Table 2: Patient reported local cutaneous reactions with DIFFERIN Gel
DIFFERIN (adapalene) Gel Vehicle Gel
N = 258 N = 134
Related* Adverse Reactions Dry Skin Skin Discomfort Desquamation 57 (22.1%)36 (14%)15 (5.8%)4 (1.6%) 6 (4.5%)2 (1.5%)0 (0%)0 (0%)

* Selected adverse reactions defined by investigator as Possibly, Probably or Definitely Related

The following adverse reactions occurred in less than 1% of subjects: acne flare, contact dermatitis, eyelid edema, conjunctivitis, erythema, pruritus, skin discoloration, rash, and eczema.

In a one-year, open-label safety trial of 551 subjects with acne who received DIFFERIN Gel, the pattern of adverse reactions was similar to the 12-week controlled study.

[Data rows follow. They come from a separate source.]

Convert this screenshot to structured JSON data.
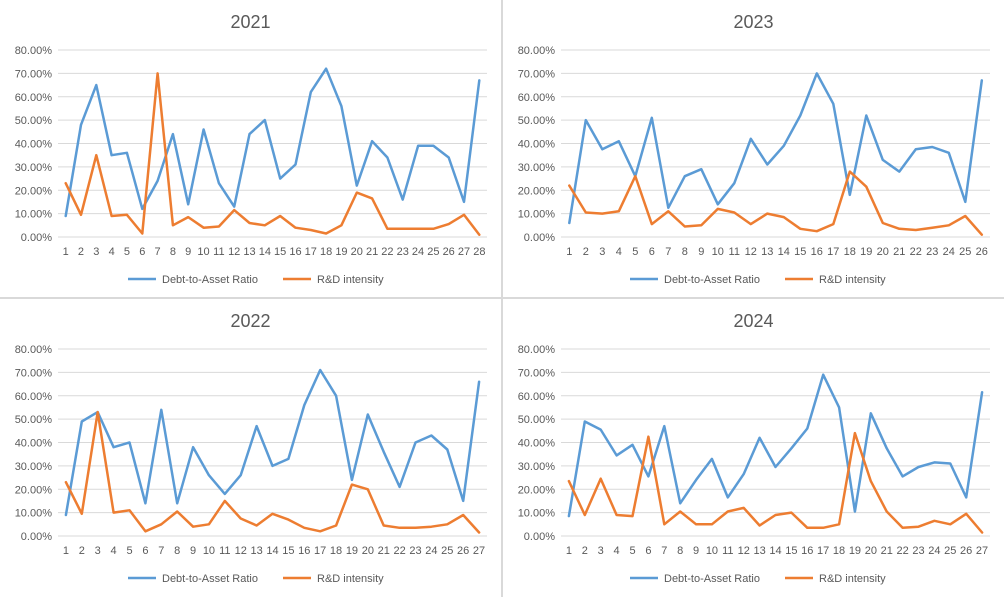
{
  "colors": {
    "debt": "#5b9bd5",
    "rd": "#ed7d31",
    "grid": "#d9d9d9",
    "text": "#595959"
  },
  "chart_data": [
    {
      "type": "line",
      "title": "2021",
      "x": [
        1,
        2,
        3,
        4,
        5,
        6,
        7,
        8,
        9,
        10,
        11,
        12,
        13,
        14,
        15,
        16,
        17,
        18,
        19,
        20,
        21,
        22,
        23,
        24,
        25,
        26,
        27,
        28
      ],
      "ylim": [
        0,
        80
      ],
      "yticks": [
        "0.00%",
        "10.00%",
        "20.00%",
        "30.00%",
        "40.00%",
        "50.00%",
        "60.00%",
        "70.00%",
        "80.00%"
      ],
      "legend": "bottom",
      "series": [
        {
          "name": "Debt-to-Asset Ratio",
          "values": [
            9,
            48,
            65,
            35,
            36,
            12,
            24,
            44,
            14,
            46,
            23,
            13,
            44,
            50,
            25,
            31,
            62,
            72,
            56,
            22,
            41,
            34,
            16,
            39,
            39,
            34,
            15,
            67
          ]
        },
        {
          "name": "R&D intensity",
          "values": [
            23,
            9.5,
            35,
            9,
            9.5,
            1.5,
            70,
            5,
            8.5,
            4,
            4.5,
            11.5,
            6,
            5,
            9,
            4,
            3,
            1.5,
            5,
            19,
            16.5,
            3.5,
            3.5,
            3.5,
            3.5,
            5.5,
            9.5,
            1
          ]
        }
      ]
    },
    {
      "type": "line",
      "title": "2023",
      "x": [
        1,
        2,
        3,
        4,
        5,
        6,
        7,
        8,
        9,
        10,
        11,
        12,
        13,
        14,
        15,
        16,
        17,
        18,
        19,
        20,
        21,
        22,
        23,
        24,
        25,
        26
      ],
      "ylim": [
        0,
        80
      ],
      "yticks": [
        "0.00%",
        "10.00%",
        "20.00%",
        "30.00%",
        "40.00%",
        "50.00%",
        "60.00%",
        "70.00%",
        "80.00%"
      ],
      "legend": "bottom",
      "series": [
        {
          "name": "Debt-to-Asset Ratio",
          "values": [
            6,
            50,
            37.5,
            41,
            26,
            51,
            12.5,
            26,
            29,
            14,
            23,
            42,
            31,
            39,
            52,
            70,
            57,
            18,
            52,
            33,
            28,
            37.5,
            38.5,
            36,
            15,
            67
          ]
        },
        {
          "name": "R&D intensity",
          "values": [
            22,
            10.5,
            10,
            11,
            26,
            5.5,
            11,
            4.5,
            5,
            12,
            10.5,
            5.5,
            10,
            8.5,
            3.5,
            2.5,
            5.5,
            28,
            21.5,
            6,
            3.5,
            3,
            4,
            5,
            9,
            1
          ]
        }
      ]
    },
    {
      "type": "line",
      "title": "2022",
      "x": [
        1,
        2,
        3,
        4,
        5,
        6,
        7,
        8,
        9,
        10,
        11,
        12,
        13,
        14,
        15,
        16,
        17,
        18,
        19,
        20,
        21,
        22,
        23,
        24,
        25,
        26,
        27
      ],
      "ylim": [
        0,
        80
      ],
      "yticks": [
        "0.00%",
        "10.00%",
        "20.00%",
        "30.00%",
        "40.00%",
        "50.00%",
        "60.00%",
        "70.00%",
        "80.00%"
      ],
      "legend": "bottom",
      "series": [
        {
          "name": "Debt-to-Asset Ratio",
          "values": [
            9,
            49,
            53,
            38,
            40,
            14,
            54,
            14,
            38,
            26,
            18,
            26,
            47,
            30,
            33,
            56,
            71,
            60,
            24,
            52,
            36,
            21,
            40,
            43,
            37,
            15,
            66
          ]
        },
        {
          "name": "R&D intensity",
          "values": [
            23,
            9.5,
            53,
            10,
            11,
            2,
            5,
            10.5,
            4,
            5,
            15,
            7.5,
            4.5,
            9.5,
            7,
            3.5,
            2,
            4.5,
            22,
            20,
            4.5,
            3.5,
            3.5,
            4,
            5,
            9,
            1.5
          ]
        }
      ]
    },
    {
      "type": "line",
      "title": "2024",
      "x": [
        1,
        2,
        3,
        4,
        5,
        6,
        7,
        8,
        9,
        10,
        11,
        12,
        13,
        14,
        15,
        16,
        17,
        18,
        19,
        20,
        21,
        22,
        23,
        24,
        25,
        26,
        27
      ],
      "ylim": [
        0,
        80
      ],
      "yticks": [
        "0.00%",
        "10.00%",
        "20.00%",
        "30.00%",
        "40.00%",
        "50.00%",
        "60.00%",
        "70.00%",
        "80.00%"
      ],
      "legend": "bottom",
      "series": [
        {
          "name": "Debt-to-Asset Ratio",
          "values": [
            8.5,
            49,
            45.5,
            34.5,
            39,
            25.5,
            47,
            14,
            24,
            33,
            16.5,
            26.5,
            42,
            29.5,
            37.5,
            46,
            69,
            55,
            10.5,
            52.5,
            37.5,
            25.5,
            29.5,
            31.5,
            31,
            16.5,
            61.5
          ]
        },
        {
          "name": "R&D intensity",
          "values": [
            23.5,
            9,
            24.5,
            9,
            8.5,
            42.5,
            5,
            10.5,
            5,
            5,
            10.5,
            12,
            4.5,
            9,
            10,
            3.5,
            3.5,
            5,
            44,
            23.5,
            10.5,
            3.5,
            4,
            6.5,
            5,
            9.5,
            1.5
          ]
        }
      ]
    }
  ]
}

6.2 Post-Marketing Experience

The following adverse reactions have been identified during post approval use of adapalene:

Immune system disorders: angioedema, face edema, lip swelling
Skin disorders: application site pain
Because these reactions are reported voluntarily from a population of uncertain size, it is not always possible to reliably estimate the frequency or establish a causal relationship to drug exposure.


8.1 Pregnancy

Risk Summary
Available data from clinical trials with DIFFERIN Gel use in pregnant women are insufficient to establish a drug-associated risk of major birth defects, miscarriage or other adverse maternal or fetal outcomes. In animal reproduction studies, oral administration of adapalene to pregnant rats and rabbits during organogenesis at dose exposures 40 and 81 times, respectively, the human exposure at the maximum recommended human dose (MRHD) of 2 g resulted in fetal skeletal and visceral malformations (see Data).
The background risk of major birth defects and miscarriage for the indicated population is unknown. All pregnancies have a background risk of birth defects, loss, or other adverse outcomes. In the U.S. general population the estimated background risk of major birth defects and miscarriage in clinically recognized pregnancies are 2 to 4% and 15 to 20%, respectively.


Animal Data
No malformations were observed in rats treated with oral adapalene doses of 0.15 to 5.0 mg/kg/day, up to 8 times the MRHD based on a mg/m² comparison. However, malformations were observed in rats and rabbits when treated with oral doses of ≥ 25 mg/kg/day adapalene (40 and 81 times the MRHD, respectively, based on a mg/m² comparison). Findings included cleft palate, microphthalmia, encephalocele, and skeletal abnormalities in rats and umbilical hernia, exophthalmos, and kidney and skeletal abnormalities in rabbits.

Dermal adapalene embryofetal development studies in rats and rabbits at doses up to 6.0 mg/kg/day (9.7 and 19.5 times the MRHD, respectively, based on a mg/m2 comparison) exhibited no fetotoxicity and only minimal increases in skeletal variations (supernumerary ribs in both species and delayed ossification in rabbits).